From that day to this the basic state pension kept pace with prices - rising faster only at the whim of chancellors. The guarantee that as workers grew richer so too would retired workers was at an end.
The link, Margaret Thatcher's ministers insisted, was simply unaffordable. A view scorned by Labour then but years later echoed by New Labour - desperate to demonstrate financial prudence and political virility in the face of insistent demands to spend more.
It was Barbara Castle who first linked the basic state pension to the average rise in earnings in 1974 and she fought - even into her 90th year - to have it restored. Six years ago she roused a Labour Conference still fuming at the decision to raise the basic pension by just 72 pence - the price, she said, of a bag of peanuts.
But Gordon Brown and Tony Blair were unmoved.
"We did reject returning to the earnings link. For the next two or three years we could afford it; but 10, 15 years down the line, it would have imposed a huge financial burden on a future generation that would have been unfair. And yes we do want to do more now for middle and low income pensioners. You do not meet long term need by giving the wealthiest the same help as the poorest," the Prime Minister declared to applause.
What once would have been condemned as the hated means test was now hailed as targeting resources on those who needed them most. Only Old Labour talked of restoring the link.
But outside the Party the political plates were moving and a new consensus was being forged. The country, it was said, faced a pensions time bomb. The young weren't saving for their retirement. The spread of means testing had to be halted. The pensions industry said so, big business said so, the Lib Dems said so. Even the Tories said so. And soon Lord Turner - asked by Tony Blair to address the pensions crisis - would say so as well.
He took up the old cry of the Left that the link between pensions and earnings should be restored. Only that way - he argued - could people have the certainty that if they saved for their retirement means testing wouldn't rob them of those savings. To those who said it was unaffordable, he had an answer. We would all have to work longer.
But Turner still had not convinced the Chancellor. Just 6 months ago Gordon Brown talked privately of shelving Turner, claiming that his sums didn't add up and would force taxes to rise. The battle over whether and when to restore the link became yet another catalyst for yet another Blair-Brown split. The Prime Minister talked of over-ruling the Chancellor. Meetings between the two became so long and so acrimonious that Downing Street officials advised ministers waiting to join them to go back to their offices and to leave them to have it out alone.
Today we see the outcome. A carefully worked deal.
Brown has abandoned his hostility to restoring the link and has agreed to cap means testing. Blair has conceded that the link will be restored later than Turner recommended. 2012 at the earliest but later if - Brown insisted on this wording - it proves (you guessed it) unaffordable.

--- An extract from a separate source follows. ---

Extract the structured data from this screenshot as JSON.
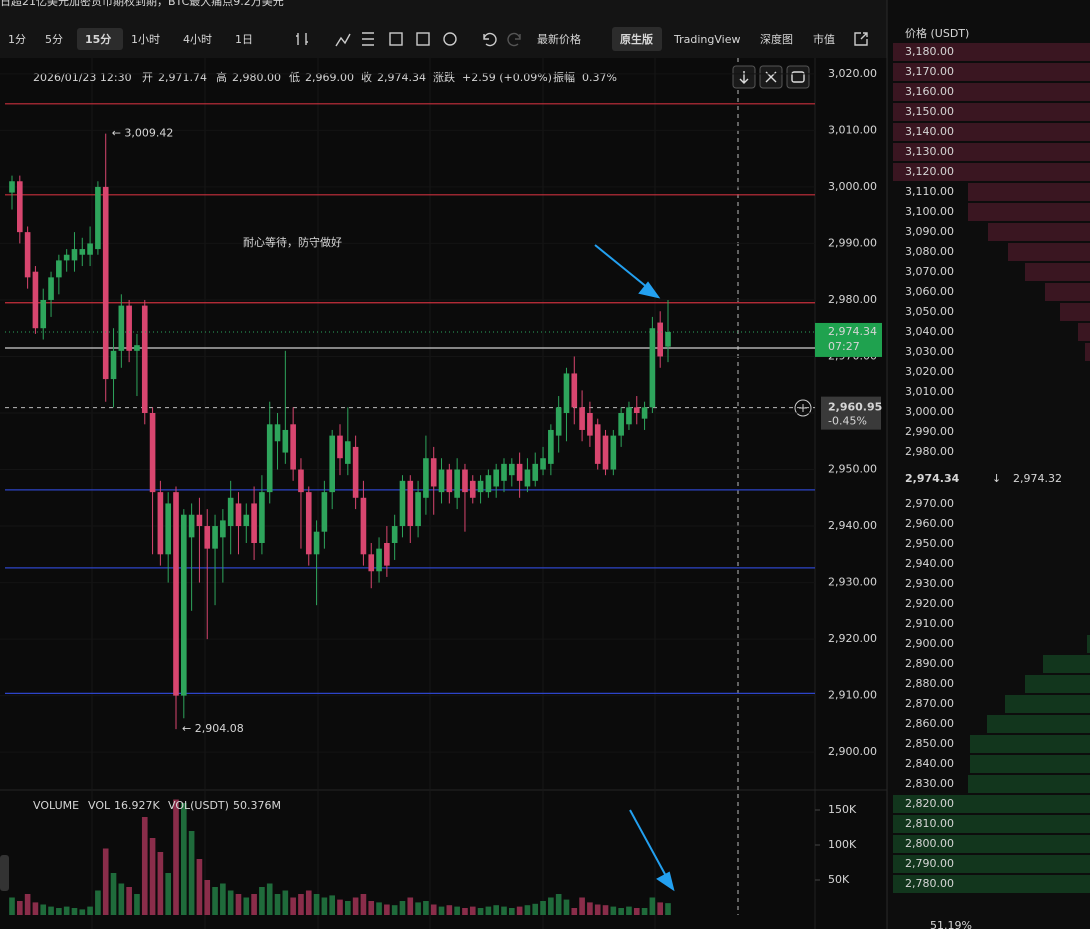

Does that mean that Brown can tear up the plan if he becomes PM? No, because Blair insisted on some wording of his own. Today's white paper will say that the date for the restoration of the link will be announced at the beginning of the next Parliament. Blairites believe that Brown will come under irresistible political pressure to confirm 2012 in an election campaign.
So, the link which Castle created and Thatcher destroyed refused to die - but the debate about its future is very far from over yet.